15 However, in this case whether the appeal is by way of hearing de novo or rehearing, in my view the result is the same. The decision of the learned Registrar ought be set aside. There is no doubt that the plaintiff's solicitors had handled this matter in a dilatory fashion. But they had at least, after the time for filing the statement of claim on 22 November had passed, made application for an extension of time. There was no cross-application by the defendants for a springing order or to strike out the action. Even taking into account what passed between the Registrar and counsel on the hearing in October, there was no basis upon which the plaintiff's solicitors could have anticipated that on 13 December when their application was heard, the action would be struck out. In my view they were entitled to such a warning. Had the Registrar on 13 December extended the time but done so on the basis of a springing order - that is to say an order that if the minute of substituted statement of claim was not filed by 20 December 2002, the action would be struck out - then the plaintiff could not have been heard to complain. Counsel for the appellant conceded as much during the course of his submissions. In the same vein, if the order of the learned Registrar made on 11 October had been a springing order, then the plaintiff would have had much less cause for complaint. It is a question of notice and a party being alerted to the possible consequences of not complying with a case management direction. In my view, in the circumstances of this case, the plaintiff did not receive sufficient warning and the action ought not to have been struck out. I would therefore allow the appeal.
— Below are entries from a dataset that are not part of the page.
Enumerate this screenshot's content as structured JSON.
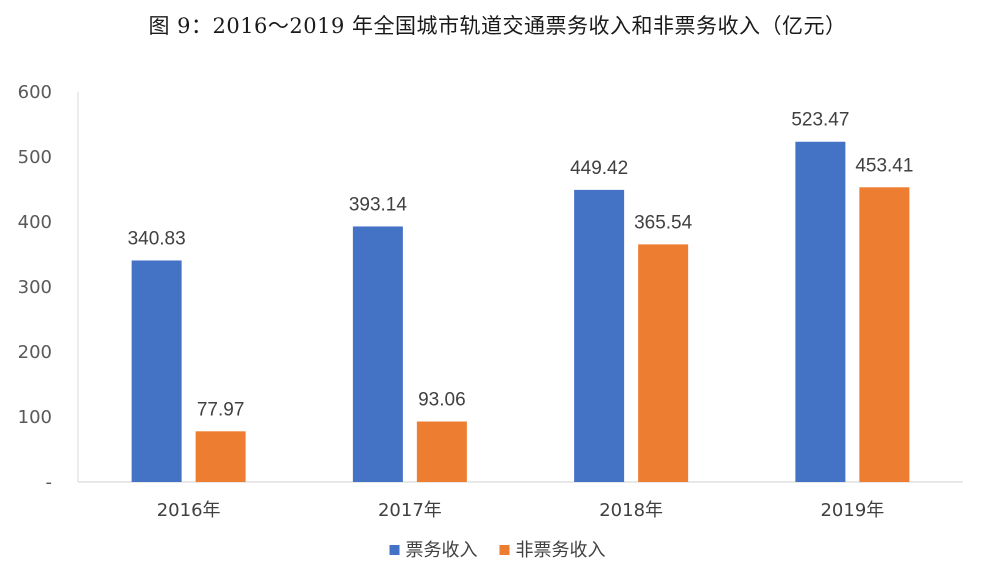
{
  "title": "图 9：2016～2019 年全国城市轨道交通票务收入和非票务收入（亿元）",
  "chart_data": {
    "type": "bar",
    "categories": [
      "2016年",
      "2017年",
      "2018年",
      "2019年"
    ],
    "series": [
      {
        "name": "票务收入",
        "values": [
          340.83,
          393.14,
          449.42,
          523.47
        ],
        "color": "#4472C4"
      },
      {
        "name": "非票务收入",
        "values": [
          77.97,
          93.06,
          365.54,
          453.41
        ],
        "color": "#ED7D31"
      }
    ],
    "y_ticks": [
      "-",
      "100",
      "200",
      "300",
      "400",
      "500",
      "600"
    ],
    "ylim": [
      0,
      600
    ],
    "grid": false,
    "legend_position": "bottom-center",
    "xlabel": "",
    "ylabel": ""
  }
}
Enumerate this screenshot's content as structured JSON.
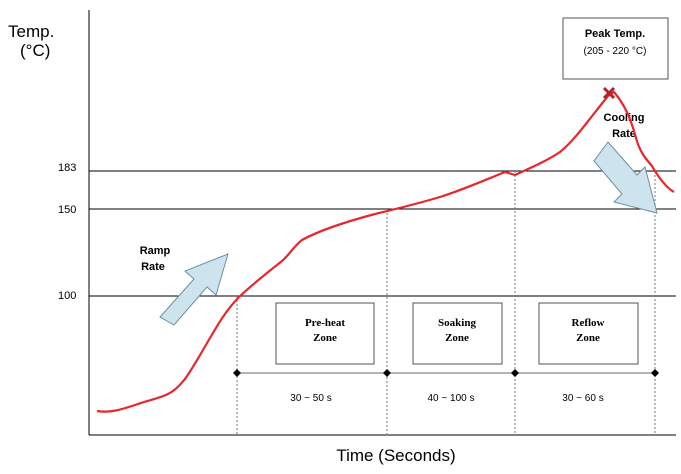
{
  "y_axis_label_line1": "Temp.",
  "y_axis_label_line2": "(°C)",
  "x_axis_label": "Time (Seconds)",
  "ticks": [
    "183",
    "150",
    "100"
  ],
  "ramp_rate": {
    "line1": "Ramp",
    "line2": "Rate"
  },
  "cooling_rate": {
    "line1": "Cooling",
    "line2": "Rate"
  },
  "peak": {
    "line1": "Peak Temp.",
    "line2": "(205 - 220 °C)"
  },
  "zones": [
    {
      "line1": "Pre-heat",
      "line2": "Zone",
      "duration": "30 ~ 50 s"
    },
    {
      "line1": "Soaking",
      "line2": "Zone",
      "duration": "40 ~ 100 s"
    },
    {
      "line1": "Reflow",
      "line2": "Zone",
      "duration": "30 ~ 60 s"
    }
  ],
  "colors": {
    "curve": "#e8262b",
    "peak_marker": "#b22222",
    "arrow_fill": "#cde4ee",
    "arrow_stroke": "#6b8fa3",
    "grid": "#000000"
  }
}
16 During the course of his oral submissions, counsel for the appellant raised the question of whether a Case Management Registrar had power of his or her own motion to strike out an action for failure to comply with a
(Page 11)
- case management direction. This was not a matter which had been raised by counsel in his written submissions and it was not a matter which counsel for the respondents was in a position to address. In the event, given the conclusion I have reached on the appeal, it is not a matter which I need consider further. However, in passing I would note that it does seem to me there is some doubt as to whether or not a Registrar has the power to dismiss an action in the circumstances of this case. The position is different where a springing order is made and there is a failure to comply with that order. In any event, as this question was not fully argued, I need say nothing further. It is an issue which can be reserved for another day.
17 The appeal will be allowed and the orders of the Case Management Registrar made 13 December 2002 will be set aside. I will hear the parties as to the appropriate form of orders and as to costs.